Published January 4, 2010

BRITAIN begins the new year with the threat of widespread unrest as civil servants, tube drivers and rail workers are poised to ballot on strike action.

After a year of factory occupations, indefinite walkouts, postal misery and the debacle of the strike ballot by 12,000 British Airways cabin crew, there is a sense of heightening industrial militancy.

Now, relations between unions and management look likely to be further tested. The Public and Commercial Services union is set to ballot its 270,000 members this month, threatening disruption at jobcentres for the unemployed, revenue and customs, immigration, the coastguard and other bodies in a dispute over redundancy terms.

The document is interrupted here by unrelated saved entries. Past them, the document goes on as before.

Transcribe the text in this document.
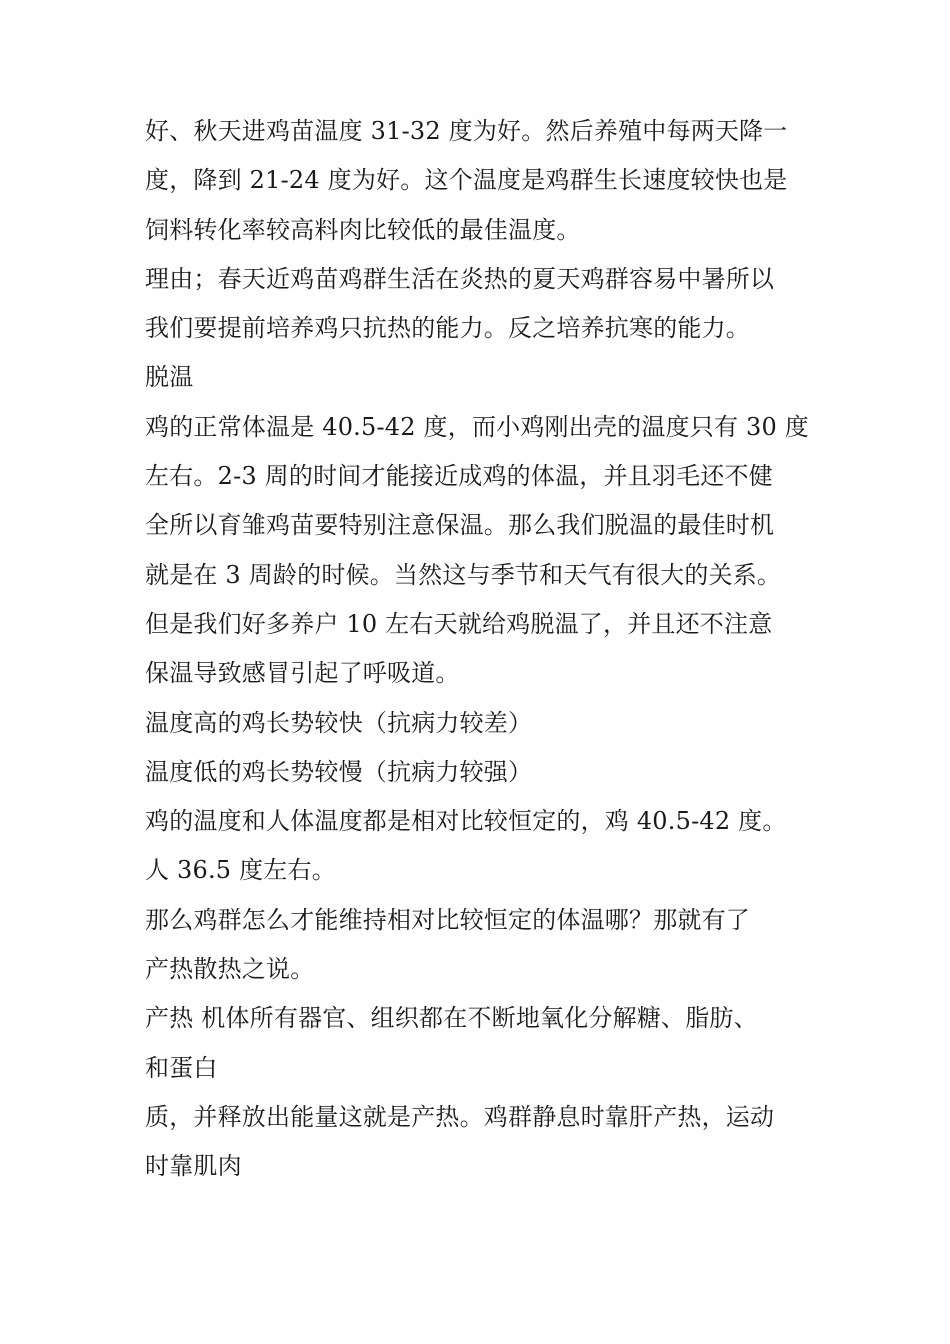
好、秋天进鸡苗温度 31-32 度为好。然后养殖中每两天降一
度，降到 21-24 度为好。这个温度是鸡群生长速度较快也是
饲料转化率较高料肉比较低的最佳温度。
理由；春天近鸡苗鸡群生活在炎热的夏天鸡群容易中暑所以
我们要提前培养鸡只抗热的能力。反之培养抗寒的能力。
脱温
鸡的正常体温是 40.5-42 度，而小鸡刚出壳的温度只有 30 度
左右。2-3 周的时间才能接近成鸡的体温，并且羽毛还不健
全所以育雏鸡苗要特别注意保温。那么我们脱温的最佳时机
就是在 3 周龄的时候。当然这与季节和天气有很大的关系。
但是我们好多养户 10 左右天就给鸡脱温了，并且还不注意
保温导致感冒引起了呼吸道。
温度高的鸡长势较快（抗病力较差）
温度低的鸡长势较慢（抗病力较强）
鸡的温度和人体温度都是相对比较恒定的，鸡 40.5-42 度。
人 36.5 度左右。
那么鸡群怎么才能维持相对比较恒定的体温哪？那就有了
产热散热之说。
产热 机体所有器官、组织都在不断地氧化分解糖、脂肪、
和蛋白
质，并释放出能量这就是产热。鸡群静息时靠肝产热，运动
时靠肌肉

The National Union of Rail, Maritime and Transport workers is threatening to ballot 10,000 London Underground workers over pay. It is also locked in dispute with Network Rail over the future of 1,500 track maintenance jobs.

The union has ordered a ballot in the new year for industrial action over compulsory redundancies. General secretary Bob Crow said job cuts were “a reckless gamble with rail safety which would create the perfect conditions for another Hatfield, Paddington, Potters Bar or Grayrigg disaster”.

Meanwhile, 121,000 postal workers, who called off Christmas walkouts but whose strike mandate remains live, are continuing talks with Royal Mail over modernisation plans. As the year progresses, however, experts predict it will be the public sector that bears the jobs brunt.

“We ain't seen nothing yet in terms of the depth of public spending savings that need to be achieved,” said John Cridland, deputy director-general of the CBI.

“I think the period of maximum pain, in terms of public spending reduction, is still some way off. If there was a change in government, then changes in public spending are not going to happen immediately. And the current government is clearly nailing its flag to the mast of not cutting in a way that would put recovery at risk.

“So the moment of maximum peril probably isn't 2010. It is rather more 2011. I think we'll see the biggest challenges with industrial relations at the point when public sector jobs are challenged.”

He said there were differences between private sector culture, where many workplaces were not unionised and there was cooperative spirit over short-time working and pay freezes, and the public sector where “the response to a challenge tends to become adversarial”.

'Winter of Discontent' comparisons, likening the wave of militancy to that of the late 1970s and early 1980s, are not an approriate analogy, according to Ed Sweeney, chairman of the conciliation service Acas.

Union membership stands at about seven million, half that of the 1980s, though three-fifths of public sector jobs are unionised. Manufacturing has declined, and with it union muscle. Indeed, Acas saw a small decrease last year in the number of disputes.

But the size of disputes and the numbers involved, has increased. Acas sees the public sector as the likely flashpoint. Last year, wildcat strikes on construction and industrial sites were sparked by the hiring of foreign labour at the Lindsey oil refinery.